Texas style brisket is known for its moist tenderness, and for the fact that it takes all day to cook in the oven, smoker or grill. Pressure cookers are enjoying a renaissance thanks to busy lives and a hankering for home cooking. Putting the two together is as natural as pairing a cowboy and a hat. Pressure cooking brisket gives it the deep flavor and juicy texture that slow-roasting does but in a fraction of the time.
Rinse the raw brisket with cool water and pat it dry with paper towels.
Massage a Texas-style rub into the meat, covering all sides. You can use any commercially-packaged rub, or make your own by mixing coarse salt, cracked pepper, garlic powder, cayenne, chili powder, onion powder and paprika to taste.

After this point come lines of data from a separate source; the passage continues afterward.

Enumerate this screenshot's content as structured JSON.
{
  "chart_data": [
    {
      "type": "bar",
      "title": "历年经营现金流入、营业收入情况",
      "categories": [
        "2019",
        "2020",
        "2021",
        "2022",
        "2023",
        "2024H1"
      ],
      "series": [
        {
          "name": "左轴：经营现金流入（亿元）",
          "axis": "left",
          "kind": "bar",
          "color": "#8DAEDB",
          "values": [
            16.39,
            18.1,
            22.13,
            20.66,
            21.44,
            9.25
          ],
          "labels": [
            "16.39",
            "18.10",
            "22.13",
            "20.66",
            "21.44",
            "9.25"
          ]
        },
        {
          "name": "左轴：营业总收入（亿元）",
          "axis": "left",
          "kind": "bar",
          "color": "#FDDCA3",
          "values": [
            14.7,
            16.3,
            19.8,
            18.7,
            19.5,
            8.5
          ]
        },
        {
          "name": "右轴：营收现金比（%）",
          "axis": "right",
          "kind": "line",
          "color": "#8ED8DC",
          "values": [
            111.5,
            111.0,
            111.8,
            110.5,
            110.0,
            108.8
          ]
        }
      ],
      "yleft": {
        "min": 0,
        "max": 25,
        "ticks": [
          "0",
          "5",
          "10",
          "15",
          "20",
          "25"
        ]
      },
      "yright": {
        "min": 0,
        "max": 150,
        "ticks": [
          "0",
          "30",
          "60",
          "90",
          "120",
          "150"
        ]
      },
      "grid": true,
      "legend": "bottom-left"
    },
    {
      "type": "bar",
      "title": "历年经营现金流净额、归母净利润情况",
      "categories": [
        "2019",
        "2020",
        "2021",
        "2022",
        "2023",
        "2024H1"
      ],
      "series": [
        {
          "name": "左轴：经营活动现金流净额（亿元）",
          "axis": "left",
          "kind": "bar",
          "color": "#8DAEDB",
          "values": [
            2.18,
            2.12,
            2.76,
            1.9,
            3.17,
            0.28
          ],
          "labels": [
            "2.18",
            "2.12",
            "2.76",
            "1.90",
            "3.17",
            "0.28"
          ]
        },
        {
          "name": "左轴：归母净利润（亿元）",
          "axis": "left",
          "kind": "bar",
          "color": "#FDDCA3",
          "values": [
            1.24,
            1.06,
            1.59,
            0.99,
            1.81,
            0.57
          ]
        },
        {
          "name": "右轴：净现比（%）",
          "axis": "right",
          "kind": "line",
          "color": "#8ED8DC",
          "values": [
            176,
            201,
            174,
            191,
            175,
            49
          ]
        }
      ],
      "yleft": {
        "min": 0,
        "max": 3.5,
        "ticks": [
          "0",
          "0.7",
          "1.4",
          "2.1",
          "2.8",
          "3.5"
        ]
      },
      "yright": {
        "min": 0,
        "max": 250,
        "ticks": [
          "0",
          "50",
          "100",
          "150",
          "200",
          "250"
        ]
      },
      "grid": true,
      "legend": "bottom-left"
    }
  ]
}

Coat the bottom of a heavy skillet with olive oil. Heat it over medium-high heat.
Add sliced onions to the oil and cook them until they start to soften. Toss in smashed garlic and stir it well to coat it with oil.
Sear the brisket in the skillet on all sides until the outside has caramelized to a rich, deep brown color.
Coat the bottom of your pressure cooker with olive oil. Move the brisket from the skillet to the pressure cooker using tongs to avoid puncturing the meat.
Transfer the oil, onions, garlic and browned bits of meat from the skillet to the pressure cooker, scraping the skillet with a wooden spoon to get all of the drippings.
Pour a mixture of barbecue sauce and beer into the pressure cooker. The proportions don’t have to be exact, but aim for 1 part barbecue sauce to 2 parts beer. Check your pressure cooker’s manual to see what the minimum recommended amount of liquid is, because it varies.
Secure the lid of the pressure cooker to the pot, and bring the cooker to full pressure over high heat. Cook the brisket for 20 minutes per pound.
Release the pressure according to the manufacturer’s instructions. This can involve simply turning off the heat, bleeding off the steam through a valve, or placing the pressure cooker in the sink and running cool water over it.
Check the internal temperature of the brisket by sticking an instant-read thermometer into the thickest part of the top. The brisket will continue to cook as it rests, so it is done when it has reached an internal temperature of at least 135 degrees Fahrenheit.
Place the brisket on a cutting board using the tongs. Cover it tightly with aluminum foil and let it rest for at least 10 minutes or until the internal temperature reaches 145 degrees.
Reduce the liquid in the pressure cooker by boiling it for at least five minutes. Slice the brisket across the grain and serve it with the reduced cooking sauce.